In Asia’s high-tech country, the market power of the People’s Republic is becoming apparent – with potentially global repercussions.
South Korea is one of the most important locations for the global high-tech industry, from car production to the manufacturing of state-of-the-art computer chips. At the same time, the country possesses hardly any mineral resources and is dependent on the import of raw materials. This dependence is growing, as reported by The Korea Economic Daily. This involves not only battery metals such as lithium or cobalt, but also the noble gases neon, krypton, and xenon, needed for chip production. These gases are sourced from China. Background to the increased imports from the People’s Republic is the war between Russia and Ukraine, both important producers of the gases, according to the newspaper. Even small disruptions in supply could severely affect the South Korean semiconductor industry and thus the global supply. The country is the leader in memory chips, with a market share of nearly 57 percent (2020).
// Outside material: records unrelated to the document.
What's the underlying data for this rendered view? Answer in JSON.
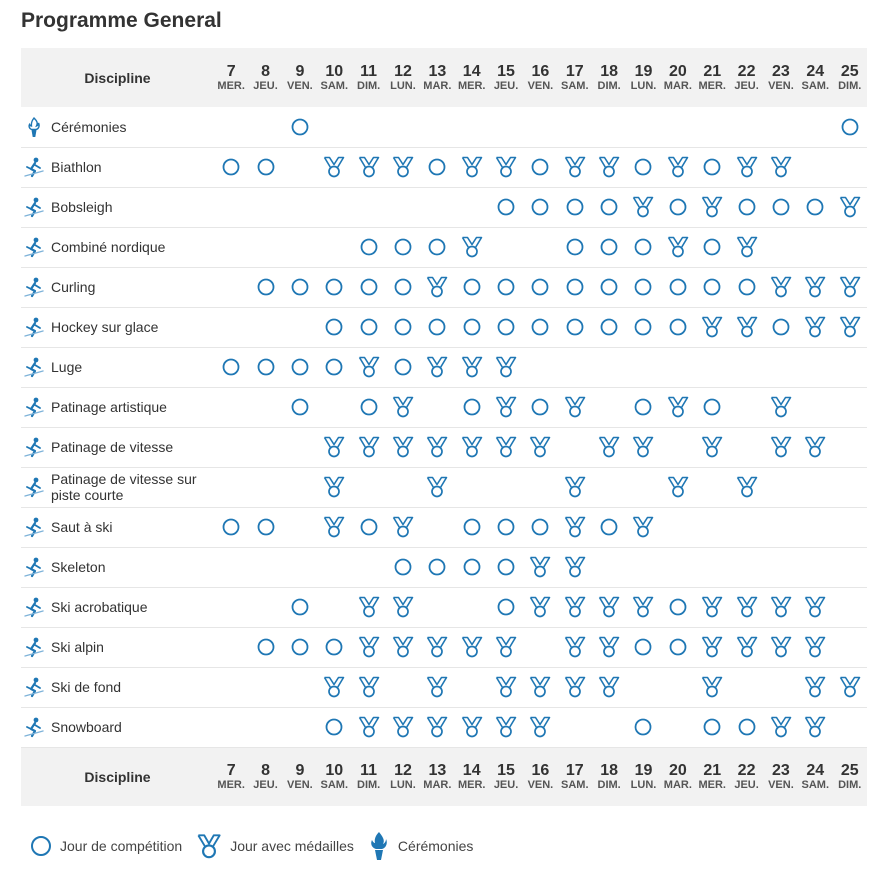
{
  "page_title": "Programme General",
  "discipline_header": "Discipline",
  "days": [
    {
      "num": "7",
      "abbr": "MER."
    },
    {
      "num": "8",
      "abbr": "JEU."
    },
    {
      "num": "9",
      "abbr": "VEN."
    },
    {
      "num": "10",
      "abbr": "SAM."
    },
    {
      "num": "11",
      "abbr": "DIM."
    },
    {
      "num": "12",
      "abbr": "LUN."
    },
    {
      "num": "13",
      "abbr": "MAR."
    },
    {
      "num": "14",
      "abbr": "MER."
    },
    {
      "num": "15",
      "abbr": "JEU."
    },
    {
      "num": "16",
      "abbr": "VEN."
    },
    {
      "num": "17",
      "abbr": "SAM."
    },
    {
      "num": "18",
      "abbr": "DIM."
    },
    {
      "num": "19",
      "abbr": "LUN."
    },
    {
      "num": "20",
      "abbr": "MAR."
    },
    {
      "num": "21",
      "abbr": "MER."
    },
    {
      "num": "22",
      "abbr": "JEU."
    },
    {
      "num": "23",
      "abbr": "VEN."
    },
    {
      "num": "24",
      "abbr": "SAM."
    },
    {
      "num": "25",
      "abbr": "DIM."
    }
  ],
  "sports": [
    {
      "name": "Cérémonies",
      "icon": "ceremony-torch-icon",
      "days": "..C...............C"
    },
    {
      "name": "Biathlon",
      "icon": "biathlon-icon",
      "days": "CC.MMMCMMCMMCMCMM.."
    },
    {
      "name": "Bobsleigh",
      "icon": "bobsleigh-icon",
      "days": "........CCCCMCMCCCM"
    },
    {
      "name": "Combiné nordique",
      "icon": "nordic-combined-icon",
      "days": "....CCCM..CCCMCM..."
    },
    {
      "name": "Curling",
      "icon": "curling-icon",
      "days": ".CCCCCMCCCCCCCCCMMM"
    },
    {
      "name": "Hockey sur glace",
      "icon": "ice-hockey-icon",
      "days": "...CCCCCCCCCCCMMCMM"
    },
    {
      "name": "Luge",
      "icon": "luge-icon",
      "days": "CCCCMCMMM.........."
    },
    {
      "name": "Patinage artistique",
      "icon": "figure-skating-icon",
      "days": "..C.CM.CMCM.CMC.M.."
    },
    {
      "name": "Patinage de vitesse",
      "icon": "speed-skating-icon",
      "days": "...MMMMMMM.MM.M.MM."
    },
    {
      "name": "Patinage de vitesse sur piste courte",
      "icon": "short-track-icon",
      "days": "...M..M...M..M.M..."
    },
    {
      "name": "Saut à ski",
      "icon": "ski-jumping-icon",
      "days": "CC.MCM.CCCMCM......"
    },
    {
      "name": "Skeleton",
      "icon": "skeleton-icon",
      "days": ".....CCCCMM........"
    },
    {
      "name": "Ski acrobatique",
      "icon": "freestyle-skiing-icon",
      "days": "..C.MM..CMMMMCMMMM."
    },
    {
      "name": "Ski alpin",
      "icon": "alpine-skiing-icon",
      "days": ".CCCMMMMM.MMCCMMMM."
    },
    {
      "name": "Ski de fond",
      "icon": "cross-country-skiing-icon",
      "days": "...MM.M.MMMM..M..MM"
    },
    {
      "name": "Snowboard",
      "icon": "snowboard-icon",
      "days": "...CMMMMMM..C.CCMM."
    }
  ],
  "legend": {
    "competition": "Jour de compétition",
    "medals": "Jour avec médailles",
    "ceremonies": "Cérémonies"
  },
  "colors": {
    "accent": "#1f77b4",
    "header_bg": "#f2f2f2",
    "row_border": "#e6e6e6"
  }
}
Experts do not expect China to stop exporting neon, krypton, or xenon or even use them as a means of exerting pressure, but export restrictions like those on gallium and germanium are possible. The situation is exacerbated by what the German Federal Institute for Geosciences and Natural Resources says is the opaque market situation for noble gases. This year, the federal agency presented a study on the supply situation for helium, which also belongs to this group of elements, and reported on bottlenecks that are flying largely under the media radar despite their potential impact.